Cait O’Kane

Underneath the I-95 in the River Ward section of North Philadelphia is an art exhibit exclusive to those who would never be allowed into an upscale art museum or a fancy gallery. Collages made entirely of newspapers spanning from March to September of 2020 were painstakingly crafted, then pasted onto the giant pillars under the I-95 overpass.  The artist is unknown, but I suspect they were one of the itinerant souls often seen in my neighborhood, moving from encampment to tent to bare mattress to abandoned building to el station. People sometimes sleep under 1-95 after the sun goes down. Someone had to collect the newspapers, had to find a way to make them stick to the concrete, had to form the connections between image and word and thought, had to find the energy in-between fixes to make this statement, this summary of 2020’s totalizing strangeness.
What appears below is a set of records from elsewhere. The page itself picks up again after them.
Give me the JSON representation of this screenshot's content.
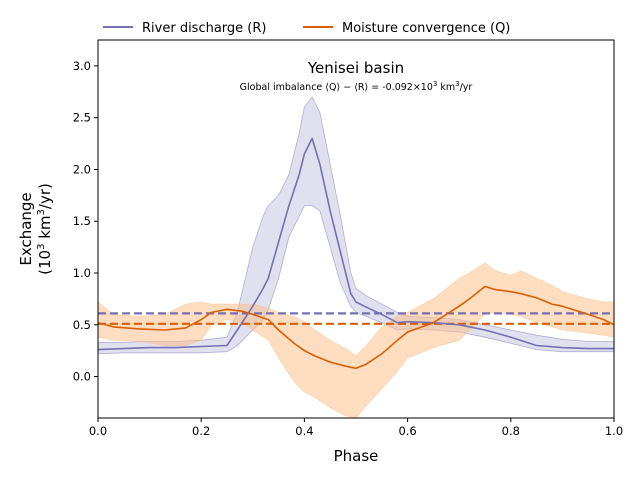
{
  "chart_data": {
    "type": "line",
    "title": "Yenisei basin",
    "subtitle": {
      "prefix": "Global imbalance ",
      "term_q": "⟨Q⟩",
      "minus": " − ",
      "term_r": "⟨R⟩",
      "mid": " = -0.092×10",
      "exp": "3",
      "unit": " km",
      "unit_exp": "3",
      "suffix": "/yr"
    },
    "xlabel": "Phase",
    "ylabel": {
      "line1": "Exchange",
      "line2_open": "(10",
      "line2_exp1": "3",
      "line2_mid": " km",
      "line2_exp2": "3",
      "line2_close": "/yr)"
    },
    "xlim": [
      0,
      1
    ],
    "ylim": [
      -0.4,
      3.25
    ],
    "xticks": [
      0.0,
      0.2,
      0.4,
      0.6,
      0.8,
      1.0
    ],
    "xtick_labels": [
      "0.0",
      "0.2",
      "0.4",
      "0.6",
      "0.8",
      "1.0"
    ],
    "yticks": [
      0.0,
      0.5,
      1.0,
      1.5,
      2.0,
      2.5,
      3.0
    ],
    "ytick_labels": [
      "0.0",
      "0.5",
      "1.0",
      "1.5",
      "2.0",
      "2.5",
      "3.0"
    ],
    "legend": {
      "placement": "above-top-left",
      "columns": 2
    },
    "series": [
      {
        "name": "River discharge (R)",
        "color": "#7570b3",
        "band_color": "#7570b3",
        "mean": 0.61,
        "x": [
          0.0,
          0.05,
          0.1,
          0.15,
          0.2,
          0.25,
          0.27,
          0.3,
          0.32,
          0.33,
          0.35,
          0.37,
          0.39,
          0.4,
          0.415,
          0.43,
          0.45,
          0.47,
          0.49,
          0.5,
          0.52,
          0.55,
          0.58,
          0.6,
          0.65,
          0.7,
          0.75,
          0.8,
          0.85,
          0.9,
          0.95,
          1.0
        ],
        "values": [
          0.26,
          0.27,
          0.28,
          0.28,
          0.29,
          0.3,
          0.45,
          0.68,
          0.85,
          0.95,
          1.3,
          1.65,
          1.95,
          2.15,
          2.3,
          2.05,
          1.6,
          1.2,
          0.8,
          0.72,
          0.67,
          0.6,
          0.52,
          0.53,
          0.52,
          0.5,
          0.45,
          0.38,
          0.3,
          0.28,
          0.27,
          0.27
        ],
        "upper": [
          0.33,
          0.33,
          0.34,
          0.34,
          0.35,
          0.38,
          0.62,
          1.25,
          1.55,
          1.65,
          1.75,
          1.95,
          2.35,
          2.6,
          2.7,
          2.55,
          2.05,
          1.55,
          1.0,
          0.85,
          0.78,
          0.7,
          0.62,
          0.58,
          0.57,
          0.55,
          0.5,
          0.45,
          0.4,
          0.36,
          0.34,
          0.34
        ],
        "lower": [
          0.22,
          0.23,
          0.23,
          0.23,
          0.23,
          0.24,
          0.3,
          0.45,
          0.55,
          0.65,
          0.95,
          1.35,
          1.55,
          1.65,
          1.65,
          1.6,
          1.25,
          0.9,
          0.68,
          0.62,
          0.58,
          0.52,
          0.45,
          0.46,
          0.45,
          0.43,
          0.38,
          0.32,
          0.26,
          0.24,
          0.24,
          0.24
        ]
      },
      {
        "name": "Moisture convergence (Q)",
        "color": "#d95f02",
        "band_color": "#fdbb84",
        "mean": 0.51,
        "x": [
          0.0,
          0.03,
          0.08,
          0.13,
          0.17,
          0.2,
          0.22,
          0.25,
          0.28,
          0.3,
          0.33,
          0.35,
          0.38,
          0.4,
          0.42,
          0.45,
          0.48,
          0.5,
          0.52,
          0.55,
          0.58,
          0.6,
          0.65,
          0.7,
          0.72,
          0.75,
          0.77,
          0.8,
          0.82,
          0.85,
          0.88,
          0.9,
          0.95,
          0.98,
          1.0
        ],
        "values": [
          0.52,
          0.48,
          0.46,
          0.45,
          0.47,
          0.55,
          0.62,
          0.65,
          0.63,
          0.6,
          0.55,
          0.45,
          0.32,
          0.25,
          0.2,
          0.14,
          0.1,
          0.08,
          0.12,
          0.22,
          0.35,
          0.43,
          0.52,
          0.68,
          0.75,
          0.87,
          0.84,
          0.82,
          0.8,
          0.76,
          0.7,
          0.68,
          0.6,
          0.55,
          0.5
        ],
        "upper": [
          0.72,
          0.6,
          0.58,
          0.6,
          0.7,
          0.72,
          0.7,
          0.7,
          0.7,
          0.7,
          0.66,
          0.62,
          0.58,
          0.53,
          0.45,
          0.35,
          0.27,
          0.2,
          0.3,
          0.48,
          0.58,
          0.62,
          0.75,
          0.95,
          1.0,
          1.1,
          1.02,
          0.98,
          1.02,
          0.95,
          0.88,
          0.82,
          0.75,
          0.72,
          0.72
        ],
        "lower": [
          0.38,
          0.35,
          0.34,
          0.3,
          0.3,
          0.35,
          0.5,
          0.55,
          0.52,
          0.45,
          0.35,
          0.18,
          -0.05,
          -0.15,
          -0.2,
          -0.3,
          -0.38,
          -0.4,
          -0.28,
          -0.12,
          0.05,
          0.18,
          0.28,
          0.35,
          0.45,
          0.6,
          0.62,
          0.6,
          0.58,
          0.52,
          0.48,
          0.45,
          0.42,
          0.4,
          0.38
        ]
      }
    ]
  }
}
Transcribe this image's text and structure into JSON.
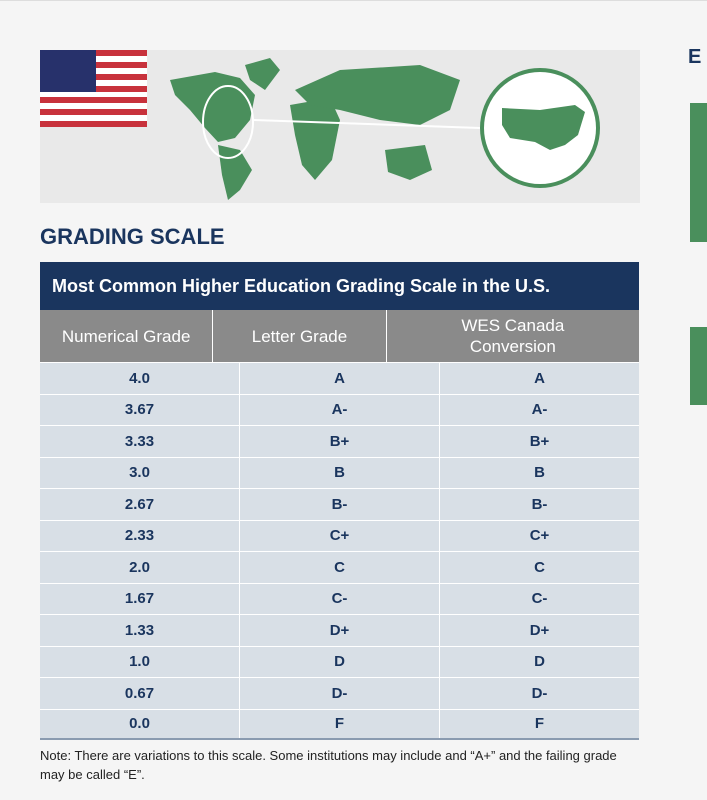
{
  "side_heading": "E",
  "heading": "GRADING SCALE",
  "table": {
    "title": "Most Common Higher Education Grading Scale in the U.S.",
    "columns": [
      "Numerical Grade",
      "Letter Grade",
      "WES Canada Conversion"
    ],
    "rows": [
      [
        "4.0",
        "A",
        "A"
      ],
      [
        "3.67",
        "A-",
        "A-"
      ],
      [
        "3.33",
        "B+",
        "B+"
      ],
      [
        "3.0",
        "B",
        "B"
      ],
      [
        "2.67",
        "B-",
        "B-"
      ],
      [
        "2.33",
        "C+",
        "C+"
      ],
      [
        "2.0",
        "C",
        "C"
      ],
      [
        "1.67",
        "C-",
        "C-"
      ],
      [
        "1.33",
        "D+",
        "D+"
      ],
      [
        "1.0",
        "D",
        "D"
      ],
      [
        "0.67",
        "D-",
        "D-"
      ],
      [
        "0.0",
        "F",
        "F"
      ]
    ]
  },
  "note": "Note: There are variations to this scale. Some institutions may include and “A+” and the failing grade may be called “E”.",
  "colors": {
    "navy": "#1a355e",
    "green": "#4a8f5c",
    "header_gray": "#8a8a8a",
    "row_bg": "#d8dfe6"
  }
}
I took photographs of these collages in early September of 2020.  Although I focused on certain sections of the collages and certain intersections between words and phrases and images and experimented with color and contrast and size and dimension, the true creator of this artwork may be shaking with withdrawal in a drained pool or outside a boarded-up storefront.  They may be crowded into a jail cell full of gasping coughs, or they may be wandering Kensington Avenue, up and down, waiting for the right time to break into an abando.  They may be under the overpass, laying on a blue mattress, reading the newspaper under the dim glow of passing headlights.  They may be blue in the face, waiting for Narcan that never came. The newspapers have faded during the past eight months, but they are still there, ragged, and the pillars holding up the highway have yet to crumble, and so the cars still drive overhead, not seeing the people underneath laying plain what is hidden in the papers that the News would have us buy.